Church scandals also disrupted attendance and giving.

"We reflect what happens in churches," Ed said, "but when COVID closed businesses, people knew we might not be able to continue, so they came to shop to keep our doors open."

Believing in having a brick-and-mortar store, Ed stuck it out through adverse times.

Ed grew up attending Catholic Mass and going to Catholic schools in Seattle. Inspired by the Christian Brothers order that taught at O'Dea High School, he spent his two years in a monastic community with them while attending Lewis College in Lockport, Ill.

"Living, studying, eating, working and praying together was part of my spiritual formation," said Ed, who eventually chose to marry and have a family.

His wife, Mary Ann, spent five years with the Good Shepherd Sisters, so they shared having experiences in religious communities.

In 1978, Ed completed a bachelor's in business administration at Seattle University.

He became involved in the Charismatic Renewal, deepening his personal relationship with God and Jesus, helping him realize even more that the divine was about more than a Sunday relationship.

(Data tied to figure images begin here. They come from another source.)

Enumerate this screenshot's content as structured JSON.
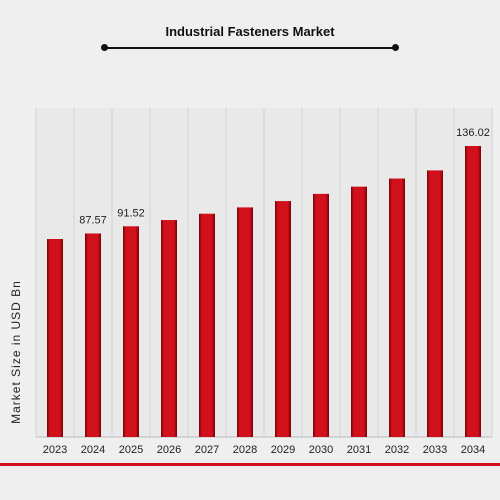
{
  "chart_data": {
    "type": "bar",
    "title": "Industrial Fasteners Market",
    "ylabel": "Market Size in USD Bn",
    "xlabel": "",
    "categories": [
      "2023",
      "2024",
      "2025",
      "2026",
      "2027",
      "2028",
      "2029",
      "2030",
      "2031",
      "2032",
      "2033",
      "2034"
    ],
    "values": [
      84.5,
      87.57,
      91.52,
      95.0,
      98.5,
      102.0,
      105.5,
      109.5,
      113.5,
      118.0,
      122.5,
      136.02
    ],
    "data_labels": [
      "",
      "87.57",
      "91.52",
      "",
      "",
      "",
      "",
      "",
      "",
      "",
      "",
      "136.02"
    ],
    "grid": "vertical",
    "legend": "none",
    "bar_color": "#d0101a",
    "bar_edge_color": "#7a0008"
  }
}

It was about intentionally having the divine be part of all aspects of his life.

The unexpected death of one of their three daughters in 2012 at the age of 33—a special needs child who was like a 12-year-old—had a profound impact on Ed and Mary Ann, but their faith gave them strength.

Being a Kaufer meant more than the legacy of the store. Ed's great-grandfather, Philip, wrote church music. When his family gathered, they sang.

"College was the first time I realized that not everyone sang in harmony," said Ed, who was part of a music ensemble, Joyful Noise, in the 1990s. They produced two cassettes with songs they composed and sang, "Show Me the Way" and "As We Gather." In 2012, Ed and ensemble member, Rick Markealli, composed songs for a CD, "Songs of Healing, Songs of Grace."

Now semi-retired, Ed works three days on contract with Catholic Supply as senior church supply specialist and mentor. He is grateful they recognize the legacy of Kaufer's by continuing the business under the Kaufer name.

He is also grateful for all the people—customers—he encountered over the years at Kaufer's.

"The business was also a ministry. People came through the doors searching. We were part of their lives, listening to stories while they shopped. It was humbling," Ed said.

"One woman had a phone call while in the store and learned her son had died. She fell to her knees in the aisle. I comforted her with my story of losing my daughter," he said.

"I always told employees that the ministry and the people we encountered every day at Kaufer's were a tremendous fringe benefit," he said.